For Seniors: $7.3 million for 1,000 additional placements for the Medicaid Older Adults Waiver to move people out of nursing homes and back into their homes.

  • For Youth: $1 million for a Juvenile Services Drug Court Initiative to help Maryland’s youth get the drug treatment they need without needlessly filling up state juvenile facilities.

  • For people with mental illness: An overall $66 million increase for FY 03 and FY 04 for the Mental Hygiene Administration community services budget. This money will help restore our public mental health system to ensure that it cares for people in the community again.

  • An overall $66 million increase for FY 03 and FY 04 for the Mental Hygiene Administration community services budget.

    This is a new day in Maryland. We must usher all Marylanders into the 21st Century by moving people out of institutions and into communities, where they live, learn, work and thrive like everyone else. It is time to give every Marylander the tools and opportunities to make their own choices.

    Our last guest is not with us today.

    Rio-Jarell Tatum was the son of John S. Tatum and Roxanne Servance.
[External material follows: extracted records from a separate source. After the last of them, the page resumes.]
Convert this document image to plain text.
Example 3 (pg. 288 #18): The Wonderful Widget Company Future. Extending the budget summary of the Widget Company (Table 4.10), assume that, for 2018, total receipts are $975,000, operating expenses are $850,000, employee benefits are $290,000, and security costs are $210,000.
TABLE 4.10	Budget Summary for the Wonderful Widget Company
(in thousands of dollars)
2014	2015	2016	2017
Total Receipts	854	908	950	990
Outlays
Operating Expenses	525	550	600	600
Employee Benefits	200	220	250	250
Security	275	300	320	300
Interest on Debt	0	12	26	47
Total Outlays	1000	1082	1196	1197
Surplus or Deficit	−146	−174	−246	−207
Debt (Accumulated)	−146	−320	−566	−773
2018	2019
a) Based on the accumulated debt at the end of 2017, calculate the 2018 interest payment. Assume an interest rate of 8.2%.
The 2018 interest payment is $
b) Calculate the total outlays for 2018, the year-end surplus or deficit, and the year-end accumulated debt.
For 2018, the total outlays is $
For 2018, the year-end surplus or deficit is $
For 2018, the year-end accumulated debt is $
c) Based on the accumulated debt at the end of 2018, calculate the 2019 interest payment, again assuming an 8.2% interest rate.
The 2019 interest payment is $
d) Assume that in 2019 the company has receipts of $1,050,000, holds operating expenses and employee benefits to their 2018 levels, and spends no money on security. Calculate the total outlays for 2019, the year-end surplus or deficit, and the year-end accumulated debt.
They raised the kind of kid that would make any parent proud. Rio graduated from Baltimore’s Polytechnic Institute’s rigorous A Course in June 2001. At Poly, he was captain of the baseball and soccer teams. People remember his blazing fastball as well as seeming inexhaustibility on the athletic field. Others recall his polite, confident, self-assured manner.

    But his academic prowess stands out the most. He was a member of the National Honor Society, earning an incredible 3.97 grade point average. In September 2001 he entered Penn State with a full scholarship.

    On May 26, 2002, an armed robber shot Rio on a Baltimore street. He died at Shock Trauma. I wish I’d had the chance to meet this exceptional young man. The things that made a big difference in his life -- sports, scholarships, and family -- also impacted mine.

    Here is a kid who did everything right, yet still became a victim of the gun violence sweeping our state’s largest city. Rio’s story should be a wake-up call for all of us. As long as gun-toting criminals roam our streets and communities, no one -- not even the best and brightest among us -- is safe. That is why it is time to bring Project Exile to Maryland.

    During its first year in Richmond, Va., Project Exile cut violent crime in half. It is time we bring this successful program to Maryland, too. Thank you, John Tatum and Roxanne Servance, for joining us here today.

    These are just a few of the fascinating people I met during the journey that ultimately brought Kendel, Drew, Michael, Andrea, and I to Annapolis. As we go about the business of getting our fiscal house in order and making difficult decisions about spending priorities, let’s keep in mind these, and so many other faces of Maryland who depend on us to protect them from injustice, provide a cleaner environment, guarantee a quality education, provide temporary assistance when needed, and make our streets safer.

    We have an opportunity and an obligation to do great things in each of these critical areas. For that to happen, we must fully embrace the spirit of cooperation I first encountered in these halls as a young legislator so many years ago. That spirit has stayed with me throughout my public service career, and I am pleased to have the opportunity to bring it back here.

    Of course, we will disagree at times, sometimes vigorously. But I am confident these disagreements will not undermine our ability to achieve progress. That is what the citizens of Maryland deserve. Maryland faces problems that are daunting, not insurmountable. None will stand when confronted with the energy and enterprise of the people in this room.

    I look forward to working closely with each of you. Together we have the chance to change Maryland. Thank you and God bless you.